If we take the time to understand our natural environment better, recognize which of our actions – or those of our predecessors – have created the challenge, there are many actions we can take both individually and in concert with our neighbors to improve the functioning of ecosystem services, benefit ourselves and our community at the same time, and save money.  When we give nature “room to work,” we reap the benefits.  In the graphic below, Citizens for Conservation and the Barrington Greenway Initiative quantified the benefits this way, based on studies done by the Lake County Forest Preserve District and the Conservation Fund, and T. Elmquist’s 2015 article on the benefits of restoring ecosystem services in urban areas (Environmental Sustainability, 2015). Based on these values, CFC’s preserves are providing between $12 and $16.6 million PER YEAR in benefits to the community.  We are fortunate to have the Lake County Forest Preserves and the Cook County Forest Preserves contributing ecosystem value to our watershed area too.  

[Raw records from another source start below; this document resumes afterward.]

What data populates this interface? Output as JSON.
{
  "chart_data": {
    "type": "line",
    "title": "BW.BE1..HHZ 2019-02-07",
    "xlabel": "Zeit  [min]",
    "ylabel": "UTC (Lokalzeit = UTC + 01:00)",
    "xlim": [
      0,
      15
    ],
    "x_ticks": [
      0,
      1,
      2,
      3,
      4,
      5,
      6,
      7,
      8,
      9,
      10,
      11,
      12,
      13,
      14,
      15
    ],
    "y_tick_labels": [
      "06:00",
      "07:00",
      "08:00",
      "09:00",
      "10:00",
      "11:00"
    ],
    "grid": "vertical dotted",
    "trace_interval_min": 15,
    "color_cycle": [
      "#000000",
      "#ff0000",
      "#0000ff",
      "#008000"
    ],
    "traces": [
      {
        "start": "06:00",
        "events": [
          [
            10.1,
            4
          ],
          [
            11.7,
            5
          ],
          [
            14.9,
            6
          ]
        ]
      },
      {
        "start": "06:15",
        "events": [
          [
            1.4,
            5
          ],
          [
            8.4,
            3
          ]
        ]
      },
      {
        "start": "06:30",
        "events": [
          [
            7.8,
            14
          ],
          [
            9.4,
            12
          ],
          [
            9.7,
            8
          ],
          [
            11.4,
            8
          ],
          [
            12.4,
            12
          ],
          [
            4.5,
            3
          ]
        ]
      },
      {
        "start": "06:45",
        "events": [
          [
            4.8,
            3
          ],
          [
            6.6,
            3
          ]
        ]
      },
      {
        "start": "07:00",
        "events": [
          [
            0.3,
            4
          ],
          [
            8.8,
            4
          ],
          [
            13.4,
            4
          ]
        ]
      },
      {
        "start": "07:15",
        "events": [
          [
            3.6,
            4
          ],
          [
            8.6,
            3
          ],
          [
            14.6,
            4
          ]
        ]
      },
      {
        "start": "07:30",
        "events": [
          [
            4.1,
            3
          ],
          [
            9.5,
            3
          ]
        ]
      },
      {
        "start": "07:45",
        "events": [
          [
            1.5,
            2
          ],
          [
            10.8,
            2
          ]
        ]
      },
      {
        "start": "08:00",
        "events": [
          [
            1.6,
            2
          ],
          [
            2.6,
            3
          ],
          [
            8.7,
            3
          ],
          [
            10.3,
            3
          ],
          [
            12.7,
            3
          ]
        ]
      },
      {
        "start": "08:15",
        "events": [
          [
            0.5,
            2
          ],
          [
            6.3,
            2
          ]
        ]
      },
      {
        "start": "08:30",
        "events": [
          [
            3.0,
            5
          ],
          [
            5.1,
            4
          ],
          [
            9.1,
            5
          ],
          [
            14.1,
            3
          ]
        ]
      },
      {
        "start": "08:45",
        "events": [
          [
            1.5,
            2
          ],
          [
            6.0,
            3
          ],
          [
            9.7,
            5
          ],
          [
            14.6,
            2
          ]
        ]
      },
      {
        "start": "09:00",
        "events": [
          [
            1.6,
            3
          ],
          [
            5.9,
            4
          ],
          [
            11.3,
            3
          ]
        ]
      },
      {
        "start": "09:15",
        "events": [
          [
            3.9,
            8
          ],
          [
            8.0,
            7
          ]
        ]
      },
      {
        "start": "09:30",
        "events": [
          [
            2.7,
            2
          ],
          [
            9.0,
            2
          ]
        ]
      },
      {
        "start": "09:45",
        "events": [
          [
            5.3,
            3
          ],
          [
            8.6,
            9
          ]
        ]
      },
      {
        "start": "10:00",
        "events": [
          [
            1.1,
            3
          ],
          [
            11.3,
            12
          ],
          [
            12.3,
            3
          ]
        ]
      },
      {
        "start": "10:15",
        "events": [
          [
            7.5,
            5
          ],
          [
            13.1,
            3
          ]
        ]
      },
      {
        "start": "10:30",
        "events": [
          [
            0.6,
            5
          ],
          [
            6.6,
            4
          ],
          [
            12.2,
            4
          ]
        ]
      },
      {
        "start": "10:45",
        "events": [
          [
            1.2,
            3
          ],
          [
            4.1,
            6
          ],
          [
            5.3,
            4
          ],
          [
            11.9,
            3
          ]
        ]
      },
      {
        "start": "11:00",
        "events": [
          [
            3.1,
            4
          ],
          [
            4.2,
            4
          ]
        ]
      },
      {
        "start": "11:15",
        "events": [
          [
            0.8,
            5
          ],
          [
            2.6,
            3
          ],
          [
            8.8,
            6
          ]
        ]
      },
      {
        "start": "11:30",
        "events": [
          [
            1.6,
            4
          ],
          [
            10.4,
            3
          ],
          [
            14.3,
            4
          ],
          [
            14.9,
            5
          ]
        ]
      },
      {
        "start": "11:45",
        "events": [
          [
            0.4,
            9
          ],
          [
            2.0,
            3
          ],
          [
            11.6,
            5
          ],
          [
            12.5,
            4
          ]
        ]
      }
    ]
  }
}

Gretchen Daily in her 1997 book, Nature’s Services:  Societal Dependence on Natural Ecosystems, defines natural services this way:.
Natural ecosystems perform critical life-support services, upon which the well-being of all societies depends.  These include:

– purification of air and water
– mitigation of droughts and floods
– generation and preservation of soils and renewal of their fertility
– detoxification and decomposition of wastes
– pollination of crops and natural vegetation
– dispersal of seeds
– cycling and movement of nutrients
– control of the vast majority of potential agricultural pests
– maintenance of biodiversity
– protection of coastal shores from erosion by waves
– protection from the sun’s harmful ultraviolet rays
– stabilization of the climate
– moderation of weather extremes and their impacts
– provision of aesthetic beauty and intellectual stimulation that lift the human spirit 

Again from Daily (1997), the ecosystem services we depend on for daily life are produced “by a complex interplay of biological, geological and chemical cycles driven by solar energy and operating across a wide range of spatial and temporal scales.  Soil fertility, for instance, is a product both of bacteria, whose fleeting lives may take place in a space smaller than the period at the end of this sentence, as well as of the aeonic [long lasting], planet-wide cycles of major chemical elements such as carbon and nitrogen.  pest control is created by both natural enemies (e.g., birds; bats; parasitic wasps;, ladybugs, spiders, and other predacious arthropods; fungi; viruses) and by climate patterns generated globally.  The strospheric ozone layer that shields Earth’s surface from ultraviolet radiation was originally produced primarily by the photosynthetic activities of blue-green algae and by photochemical reactions occurring high in the atmosphere.  Ecosystem services operate on such a grand scale and in such intricate and little-explored ways that most could not be replaced by technology.”

Human economic activity is now affecting these complex systems significantly.  We must figure out ways to manage our impacts and ensure a world that supports human life.  That’s what’s meant by protecting ecosystem services.

As William D. Ruckelshaus noted in his “Toward a Sustainable World” article for Scientific American: Economic growth and development must take place, and be maintained over time, within the limits set by ecology in the broadest sense – by the interrelations of human beings and their works, the biosphere and the physical and chemical laws that govern it….It follows that environmental protection and economic development are complementary rather than antagonistic processes.”